A Nova Zelândia confirmou o seu primeiro caso da mortal gripe aviária H5N1, com uma ave marinha migratória infectada encontrada numa praia perto da capital, Wellington, levantando preocupações sobre a vida selvagem singularmente vulnerável do país.
O ministro da Biossegurança, Andrew Hoggard, disse que a Nova Zelândia pode ver um padrão semelhante de casos relatados na vizinha Austrália, que tinha 14 casos confirmados ou presumivelmente positivos de gripe aviária H5 até quarta-feira.
O vírus foi detectado no mês passado numa ave marinha pelágica – o skua castanho – na Austrália, o último continente a reportá-lo.

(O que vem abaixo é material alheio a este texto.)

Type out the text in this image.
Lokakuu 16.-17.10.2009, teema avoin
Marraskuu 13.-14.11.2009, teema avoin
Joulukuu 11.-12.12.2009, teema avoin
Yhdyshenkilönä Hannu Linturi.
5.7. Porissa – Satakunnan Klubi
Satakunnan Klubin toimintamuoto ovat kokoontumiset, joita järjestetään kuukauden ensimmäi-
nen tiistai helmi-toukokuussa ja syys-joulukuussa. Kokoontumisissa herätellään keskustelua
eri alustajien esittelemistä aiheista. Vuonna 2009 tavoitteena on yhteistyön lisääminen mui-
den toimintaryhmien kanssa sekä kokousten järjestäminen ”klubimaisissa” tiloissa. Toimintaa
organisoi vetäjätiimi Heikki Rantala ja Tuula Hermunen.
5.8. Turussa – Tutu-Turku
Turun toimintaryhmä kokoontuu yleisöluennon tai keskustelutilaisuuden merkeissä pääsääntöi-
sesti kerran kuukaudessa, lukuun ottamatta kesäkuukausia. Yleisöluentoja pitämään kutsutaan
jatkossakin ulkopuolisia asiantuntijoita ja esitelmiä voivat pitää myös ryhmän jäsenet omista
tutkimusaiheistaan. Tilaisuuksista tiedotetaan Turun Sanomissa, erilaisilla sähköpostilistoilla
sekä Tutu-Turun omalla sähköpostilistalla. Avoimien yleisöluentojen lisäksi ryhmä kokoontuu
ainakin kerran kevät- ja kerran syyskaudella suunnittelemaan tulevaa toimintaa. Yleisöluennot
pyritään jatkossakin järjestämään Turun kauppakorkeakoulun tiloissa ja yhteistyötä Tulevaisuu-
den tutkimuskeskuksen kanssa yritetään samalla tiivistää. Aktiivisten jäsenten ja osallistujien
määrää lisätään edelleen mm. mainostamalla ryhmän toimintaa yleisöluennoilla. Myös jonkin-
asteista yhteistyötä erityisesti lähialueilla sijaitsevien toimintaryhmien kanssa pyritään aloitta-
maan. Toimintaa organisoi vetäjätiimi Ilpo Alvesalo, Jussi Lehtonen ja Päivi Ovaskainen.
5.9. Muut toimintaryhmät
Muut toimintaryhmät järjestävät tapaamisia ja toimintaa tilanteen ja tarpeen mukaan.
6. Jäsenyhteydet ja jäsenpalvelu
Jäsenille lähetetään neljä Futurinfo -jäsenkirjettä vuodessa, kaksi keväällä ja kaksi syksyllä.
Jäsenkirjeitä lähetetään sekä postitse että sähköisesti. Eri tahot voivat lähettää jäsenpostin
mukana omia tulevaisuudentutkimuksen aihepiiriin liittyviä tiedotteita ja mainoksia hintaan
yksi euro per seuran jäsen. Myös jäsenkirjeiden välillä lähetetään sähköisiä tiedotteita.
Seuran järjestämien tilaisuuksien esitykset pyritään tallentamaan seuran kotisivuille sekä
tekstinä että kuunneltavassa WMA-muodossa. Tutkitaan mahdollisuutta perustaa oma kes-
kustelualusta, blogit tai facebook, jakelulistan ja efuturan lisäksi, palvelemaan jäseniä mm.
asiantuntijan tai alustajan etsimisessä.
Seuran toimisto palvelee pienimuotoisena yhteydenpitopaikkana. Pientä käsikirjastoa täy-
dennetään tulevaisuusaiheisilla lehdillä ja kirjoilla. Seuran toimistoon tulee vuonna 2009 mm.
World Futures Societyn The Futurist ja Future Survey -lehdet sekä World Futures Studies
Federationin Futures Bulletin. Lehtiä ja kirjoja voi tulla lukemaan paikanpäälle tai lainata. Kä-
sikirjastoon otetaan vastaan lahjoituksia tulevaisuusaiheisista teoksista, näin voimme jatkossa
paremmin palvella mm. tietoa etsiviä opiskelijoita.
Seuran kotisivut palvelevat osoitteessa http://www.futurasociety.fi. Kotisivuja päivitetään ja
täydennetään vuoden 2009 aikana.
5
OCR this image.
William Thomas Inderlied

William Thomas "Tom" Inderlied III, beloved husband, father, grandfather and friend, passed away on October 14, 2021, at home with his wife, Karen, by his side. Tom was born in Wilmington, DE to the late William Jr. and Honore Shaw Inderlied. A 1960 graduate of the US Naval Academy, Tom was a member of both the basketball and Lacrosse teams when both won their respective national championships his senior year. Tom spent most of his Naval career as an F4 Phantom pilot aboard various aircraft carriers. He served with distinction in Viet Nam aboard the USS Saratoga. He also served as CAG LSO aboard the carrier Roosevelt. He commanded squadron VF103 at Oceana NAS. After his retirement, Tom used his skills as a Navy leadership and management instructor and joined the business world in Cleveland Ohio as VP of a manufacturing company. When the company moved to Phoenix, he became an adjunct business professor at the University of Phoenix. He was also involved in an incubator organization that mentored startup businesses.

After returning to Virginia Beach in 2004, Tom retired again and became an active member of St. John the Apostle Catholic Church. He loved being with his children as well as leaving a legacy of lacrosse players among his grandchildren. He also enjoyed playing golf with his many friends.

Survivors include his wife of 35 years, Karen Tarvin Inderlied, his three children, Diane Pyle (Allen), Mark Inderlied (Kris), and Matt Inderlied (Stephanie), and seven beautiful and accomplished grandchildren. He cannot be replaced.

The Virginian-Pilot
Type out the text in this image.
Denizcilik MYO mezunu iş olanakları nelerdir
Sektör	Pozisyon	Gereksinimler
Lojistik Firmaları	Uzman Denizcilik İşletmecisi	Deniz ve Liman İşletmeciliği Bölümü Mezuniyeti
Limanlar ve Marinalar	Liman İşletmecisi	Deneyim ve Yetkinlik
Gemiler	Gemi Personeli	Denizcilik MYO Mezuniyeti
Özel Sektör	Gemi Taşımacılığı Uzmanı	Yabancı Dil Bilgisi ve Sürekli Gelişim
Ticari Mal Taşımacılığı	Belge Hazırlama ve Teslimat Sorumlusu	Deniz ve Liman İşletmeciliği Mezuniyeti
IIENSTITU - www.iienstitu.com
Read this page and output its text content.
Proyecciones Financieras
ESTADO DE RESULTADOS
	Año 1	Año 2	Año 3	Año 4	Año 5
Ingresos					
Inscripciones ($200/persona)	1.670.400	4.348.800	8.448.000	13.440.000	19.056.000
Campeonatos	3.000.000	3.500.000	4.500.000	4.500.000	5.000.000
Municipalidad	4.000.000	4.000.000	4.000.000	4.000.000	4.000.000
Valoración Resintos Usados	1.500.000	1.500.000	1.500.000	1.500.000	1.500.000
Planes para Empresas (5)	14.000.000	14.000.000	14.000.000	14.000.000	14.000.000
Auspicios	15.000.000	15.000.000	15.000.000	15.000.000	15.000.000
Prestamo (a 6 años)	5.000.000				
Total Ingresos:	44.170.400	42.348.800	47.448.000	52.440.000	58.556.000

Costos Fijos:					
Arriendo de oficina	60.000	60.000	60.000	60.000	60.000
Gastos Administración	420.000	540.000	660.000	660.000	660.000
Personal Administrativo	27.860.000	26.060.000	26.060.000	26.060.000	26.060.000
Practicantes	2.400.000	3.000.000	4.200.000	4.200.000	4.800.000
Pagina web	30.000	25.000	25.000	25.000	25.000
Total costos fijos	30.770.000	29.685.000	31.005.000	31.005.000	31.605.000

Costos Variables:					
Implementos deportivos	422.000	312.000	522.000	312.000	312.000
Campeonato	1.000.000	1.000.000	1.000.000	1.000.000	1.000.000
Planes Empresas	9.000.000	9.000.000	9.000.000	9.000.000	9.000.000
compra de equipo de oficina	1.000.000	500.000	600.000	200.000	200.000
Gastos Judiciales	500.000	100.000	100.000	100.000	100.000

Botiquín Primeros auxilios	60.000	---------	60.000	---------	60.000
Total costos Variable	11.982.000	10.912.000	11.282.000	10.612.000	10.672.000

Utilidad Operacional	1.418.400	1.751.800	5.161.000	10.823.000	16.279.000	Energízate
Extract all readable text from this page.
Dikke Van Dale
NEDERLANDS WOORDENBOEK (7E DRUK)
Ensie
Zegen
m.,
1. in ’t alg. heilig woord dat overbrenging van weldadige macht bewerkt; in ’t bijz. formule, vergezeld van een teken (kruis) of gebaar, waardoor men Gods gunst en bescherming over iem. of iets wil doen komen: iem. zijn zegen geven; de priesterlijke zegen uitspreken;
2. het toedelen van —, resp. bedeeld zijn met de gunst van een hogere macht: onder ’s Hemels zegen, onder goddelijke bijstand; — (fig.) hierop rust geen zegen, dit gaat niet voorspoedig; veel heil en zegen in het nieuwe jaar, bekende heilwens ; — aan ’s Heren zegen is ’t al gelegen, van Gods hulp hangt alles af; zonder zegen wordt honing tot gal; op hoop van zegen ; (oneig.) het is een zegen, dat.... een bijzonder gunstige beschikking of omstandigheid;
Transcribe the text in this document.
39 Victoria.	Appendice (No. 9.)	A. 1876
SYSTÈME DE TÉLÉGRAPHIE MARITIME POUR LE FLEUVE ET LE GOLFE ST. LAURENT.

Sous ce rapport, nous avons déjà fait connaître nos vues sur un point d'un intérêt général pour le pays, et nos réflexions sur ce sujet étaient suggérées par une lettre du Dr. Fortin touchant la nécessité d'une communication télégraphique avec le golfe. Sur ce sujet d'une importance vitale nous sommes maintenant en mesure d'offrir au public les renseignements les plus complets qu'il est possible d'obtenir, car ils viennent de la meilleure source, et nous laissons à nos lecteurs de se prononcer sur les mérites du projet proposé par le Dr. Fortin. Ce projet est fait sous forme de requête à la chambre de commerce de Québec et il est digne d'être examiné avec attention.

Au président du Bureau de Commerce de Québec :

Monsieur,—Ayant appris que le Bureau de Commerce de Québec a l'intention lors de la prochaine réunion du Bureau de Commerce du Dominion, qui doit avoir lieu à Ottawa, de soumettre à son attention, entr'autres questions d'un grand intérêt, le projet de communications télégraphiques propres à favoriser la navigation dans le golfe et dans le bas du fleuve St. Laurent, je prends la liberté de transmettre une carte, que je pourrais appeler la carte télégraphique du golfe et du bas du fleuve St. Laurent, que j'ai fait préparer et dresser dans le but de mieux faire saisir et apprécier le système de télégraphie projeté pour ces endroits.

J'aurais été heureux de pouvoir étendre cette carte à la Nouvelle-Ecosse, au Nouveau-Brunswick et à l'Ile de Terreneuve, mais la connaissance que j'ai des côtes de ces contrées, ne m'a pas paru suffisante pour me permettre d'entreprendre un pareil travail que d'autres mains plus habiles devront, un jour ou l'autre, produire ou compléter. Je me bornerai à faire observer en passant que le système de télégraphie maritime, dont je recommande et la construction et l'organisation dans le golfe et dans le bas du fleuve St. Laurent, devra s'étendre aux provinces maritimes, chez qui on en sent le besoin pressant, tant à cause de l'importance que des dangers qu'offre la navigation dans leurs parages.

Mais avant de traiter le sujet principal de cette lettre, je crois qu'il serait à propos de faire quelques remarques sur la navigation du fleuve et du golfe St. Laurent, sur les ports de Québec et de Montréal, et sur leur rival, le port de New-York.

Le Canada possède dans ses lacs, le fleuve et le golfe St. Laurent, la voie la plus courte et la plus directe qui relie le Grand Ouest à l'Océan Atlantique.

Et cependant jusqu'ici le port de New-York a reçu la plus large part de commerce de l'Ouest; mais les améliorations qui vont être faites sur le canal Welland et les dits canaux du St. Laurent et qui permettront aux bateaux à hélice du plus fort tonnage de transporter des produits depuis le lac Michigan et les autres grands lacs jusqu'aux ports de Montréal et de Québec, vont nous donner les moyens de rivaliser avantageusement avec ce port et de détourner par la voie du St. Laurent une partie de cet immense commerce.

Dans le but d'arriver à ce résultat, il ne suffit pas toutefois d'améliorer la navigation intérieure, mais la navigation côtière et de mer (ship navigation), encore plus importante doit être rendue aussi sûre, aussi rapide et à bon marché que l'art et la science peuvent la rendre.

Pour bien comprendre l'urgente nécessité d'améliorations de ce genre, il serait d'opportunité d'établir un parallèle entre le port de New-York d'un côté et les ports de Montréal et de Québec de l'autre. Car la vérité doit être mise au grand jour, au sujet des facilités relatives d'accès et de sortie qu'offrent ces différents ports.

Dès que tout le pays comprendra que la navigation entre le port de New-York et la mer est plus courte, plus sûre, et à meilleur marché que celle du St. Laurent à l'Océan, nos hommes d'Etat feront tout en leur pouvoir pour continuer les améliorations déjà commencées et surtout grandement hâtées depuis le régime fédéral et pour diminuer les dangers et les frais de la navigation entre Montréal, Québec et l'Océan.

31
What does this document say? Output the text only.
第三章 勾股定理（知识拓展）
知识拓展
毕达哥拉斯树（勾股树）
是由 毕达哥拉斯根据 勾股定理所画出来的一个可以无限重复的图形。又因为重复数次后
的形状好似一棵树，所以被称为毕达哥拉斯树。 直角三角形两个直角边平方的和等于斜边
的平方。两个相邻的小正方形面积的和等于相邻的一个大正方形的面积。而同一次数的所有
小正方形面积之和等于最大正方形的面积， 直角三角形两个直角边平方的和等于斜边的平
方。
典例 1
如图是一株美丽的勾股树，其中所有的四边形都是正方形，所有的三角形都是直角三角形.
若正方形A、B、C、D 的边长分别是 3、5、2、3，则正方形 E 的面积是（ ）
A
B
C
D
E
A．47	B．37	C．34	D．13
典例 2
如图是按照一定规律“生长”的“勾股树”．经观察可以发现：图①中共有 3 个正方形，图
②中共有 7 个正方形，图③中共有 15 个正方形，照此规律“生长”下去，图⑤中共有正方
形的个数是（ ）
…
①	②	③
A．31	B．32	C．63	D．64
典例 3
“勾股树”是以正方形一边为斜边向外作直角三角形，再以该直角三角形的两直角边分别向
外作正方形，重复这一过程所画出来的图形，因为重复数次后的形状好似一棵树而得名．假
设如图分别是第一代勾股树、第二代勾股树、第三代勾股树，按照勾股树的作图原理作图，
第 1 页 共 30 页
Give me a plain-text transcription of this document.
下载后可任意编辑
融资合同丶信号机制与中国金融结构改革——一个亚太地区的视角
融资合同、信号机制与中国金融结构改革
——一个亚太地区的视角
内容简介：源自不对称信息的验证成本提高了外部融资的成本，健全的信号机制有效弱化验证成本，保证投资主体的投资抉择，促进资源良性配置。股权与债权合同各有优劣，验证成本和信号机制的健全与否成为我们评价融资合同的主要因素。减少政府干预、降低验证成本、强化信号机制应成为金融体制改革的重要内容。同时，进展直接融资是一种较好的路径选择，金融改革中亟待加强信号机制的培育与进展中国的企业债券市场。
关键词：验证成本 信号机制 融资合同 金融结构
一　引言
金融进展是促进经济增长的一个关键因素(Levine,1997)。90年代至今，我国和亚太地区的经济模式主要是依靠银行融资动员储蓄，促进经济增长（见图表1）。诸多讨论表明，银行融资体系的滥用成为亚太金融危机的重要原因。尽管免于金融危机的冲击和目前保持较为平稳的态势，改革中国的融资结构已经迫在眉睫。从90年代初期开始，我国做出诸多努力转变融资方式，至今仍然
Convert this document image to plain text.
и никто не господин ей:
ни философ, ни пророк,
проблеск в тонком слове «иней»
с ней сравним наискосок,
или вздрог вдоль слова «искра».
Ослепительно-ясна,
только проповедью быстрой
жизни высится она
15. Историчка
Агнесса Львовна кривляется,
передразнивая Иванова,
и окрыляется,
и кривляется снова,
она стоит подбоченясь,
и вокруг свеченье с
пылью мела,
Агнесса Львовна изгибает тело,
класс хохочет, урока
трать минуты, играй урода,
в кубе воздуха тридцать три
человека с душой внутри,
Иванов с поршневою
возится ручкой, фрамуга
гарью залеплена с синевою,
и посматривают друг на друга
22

Desde 2021, a virulenta estirpe H5 espalhou-se entre as populações de aves e mamíferos selvagens, matando milhões de pessoas e infetando explorações avícolas e leiteiras, bem como alguns trabalhadores agrícolas.
“Não há evidências de mortalidade em massa de animais selvagens ou transmissão entre aves selvagens na Nova Zelândia. Nenhum caso foi identificado em aves”, disse Hoggard.
“A situação está sendo monitorada de perto, mas nesta fase não há evidências de qualquer outra doença além desta ave marinha. Enviamos equipes para Petone Beach para realizar inspeções e não encontramos outros problemas”.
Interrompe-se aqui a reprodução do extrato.